FROM LEFT, U.S. SEN. BRIAN SCHATZ AND FIRST LADY DAWN AMANO IGE AND GOV. DAVID IGE SHARE A LIGHTER MOMENT AT THE DEMOCRATIC PARTY UNITY BREAKFAST.

 

5. Hanabusa Campaign Faltered

Polls in March showed Hanabusa 20 percentage points ahead of Ige with the January state false missile alert fiasco still fresh in people’s minds. Politicians were wondering how Hanabusa could lose. But the first ads for the tough Hanabusa pictured her incongruously mingling with children in what appeared to be an effort to soften her image. Later ads, and the televised debates, focused on Hanabusa blasting Ige for what he did without providing specifics of how she’d be different. Since the two longtime Democrats agree on most major issues, specifics—as well as style—gained in importance. The Hanabusa campaign seemed to lack a cohesive strategy.

 

Ige faces Republican state Rep. Andria Tupola in the general election after she won decisively over longtime GOP candidate John Carroll. The Green Party’s Jim Brewer is also running, but Ige remains the clear favorite in this heavily Democratic state.

 

David Ige Family

THE IGE FAMILY

 

Four other election surprises:

 

1. The majority of people voted absentee. 

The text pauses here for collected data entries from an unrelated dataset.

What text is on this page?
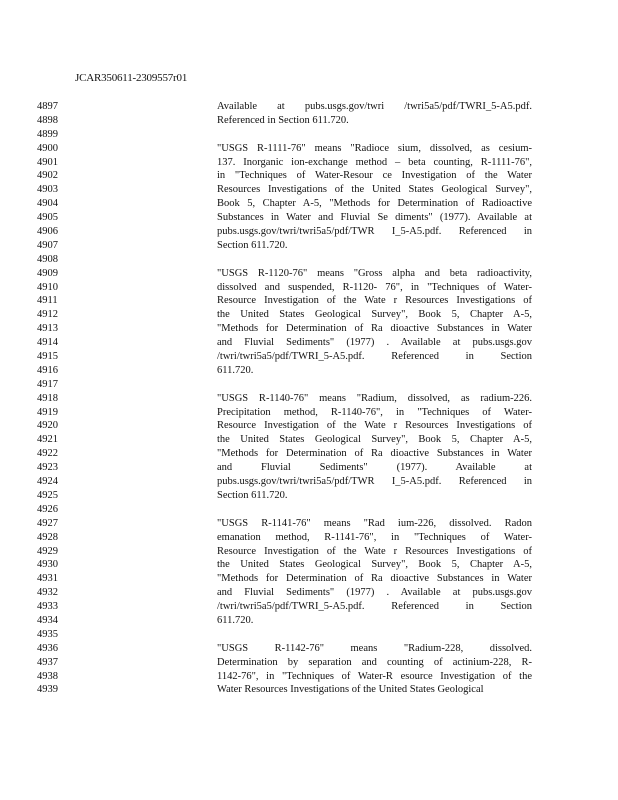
JCAR350611-2309557r01
4897
4898
4899
4900
4901
4902
4903
4904
4905
4906
4907
4908
4909
4910
4911
4912
4913
4914
4915
4916
4917
4918
4919
4920
4921
4922
4923
4924
4925
4926
4927
4928
4929
4930
4931
4932
4933
4934
4935
4936
4937
4938
4939
Available at pubs.usgs.gov/twri /twri5a5/pdf/TWRI_5-A5.pdf.
Referenced in Section 611.720.
"USGS R-1111-76" means "Radioce sium, dissolved, as cesium-
137. Inorganic ion-exchange method – beta counting, R-1111-76",
in "Techniques of Water-Resour ce Investigation of the Water
Resources Investigations of the United States Geological Survey",
Book 5, Chapter A-5, "Methods for Determination of Radioactive
Substances in Water and Fluvial Se diments" (1977). Available at
pubs.usgs.gov/twri/twri5a5/pdf/TWR I_5-A5.pdf. Referenced in
Section 611.720.
"USGS R-1120-76" means "Gross alpha and beta radioactivity,
dissolved and suspended, R-1120- 76", in "Techniques of Water-
Resource Investigation of the Wate r Resources Investigations of
the United States Geological Survey", Book 5, Chapter A-5,
"Methods for Determination of Ra dioactive Substances in Water
and Fluvial Sediments" (1977) . Available at pubs.usgs.gov
/twri/twri5a5/pdf/TWRI_5-A5.pdf. Referenced in Section
611.720.
"USGS R-1140-76" means "Radium, dissolved, as radium-226.
Precipitation method, R-1140-76", in "Techniques of Water-
Resource Investigation of the Wate r Resources Investigations of
the United States Geological Survey", Book 5, Chapter A-5,
"Methods for Determination of Ra dioactive Substances in Water
and Fluvial Sediments" (1977). Available at
pubs.usgs.gov/twri/twri5a5/pdf/TWR I_5-A5.pdf. Referenced in
Section 611.720.
"USGS R-1141-76" means "Rad ium-226, dissolved. Radon
emanation method, R-1141-76", in "Techniques of Water-
Resource Investigation of the Wate r Resources Investigations of
the United States Geological Survey", Book 5, Chapter A-5,
"Methods for Determination of Ra dioactive Substances in Water
and Fluvial Sediments" (1977) . Available at pubs.usgs.gov
/twri/twri5a5/pdf/TWRI_5-A5.pdf. Referenced in Section
611.720.
"USGS R-1142-76" means "Radium-228, dissolved.
Determination by separation and counting of actinium-228, R-
1142-76", in "Techniques of Water-R esource Investigation of the
Water Resources Investigations of the United States Geological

Voter turnout remained low with 741,000 registered statewide out of more than 1.1 million eligible to vote as estimated by the U.S. Census as. Of the 38 percent who voted, 106,000 or about 14 percent showed up at a polling place, while 179,000 chose to vote absentee, at 24 percent. Turnout was better than the 2016 primary but still very low. Should the state switch to mail-only balloting, opponents worry about increased voter fraud while supporters believe participation may increase.

 

2. Why each vote matters.

Whoever said one vote doesn’t make a difference doesn’t live in Kalihi. State Rep. Romy Cachola faced a strong challenge from attorney/writer Ernesto Sonny Ganaden, who was leading by 10 votes at one point on election night. However, by the time the last vote was counted, Cachola prevailed by 51 votes.

 

U.S. Sen. Mazie Hirono talks with Gov. David Ige  at the Democratic Party unity breakfast

U.S. Sen. Mazie Hirono talks with Gov. David Ige at the Democratic Party unity breakfast.

 

3. Name or reputation?

In the statewide Office of Hawaiian Affairs races, the top vote-getters will face a runoff election in the November general election. In the O‘ahu resident trustee race, Kalei Akaka, granddaughter of the late U.S. Sen. Daniel Akaka, and former Akaka aide Esther Kia‘aina finished on top to compete for one opening there. In the at-large race, incumbents John Waihe‘e IV, Lei Ahu Isa and Rowena Akana topped the ballot while former state land board chairman William Aila, controversial former state Rep. Faye Hanohano and newcomer Brendon Lee rounded out the top six to advance.

 

4. Trying again sometimes works. 

Eight-term Big Island Democrat Rep. Cindy Evans was defeated by former state Rep. David Tarnas in a rematch. Tarnas, an environmental planner, will face Republican Tom Belekanich in the general election. Tarnas served in the Legislature from 1994 to 1998 and had run against Evans in 2016 to lose by less than 200 votes.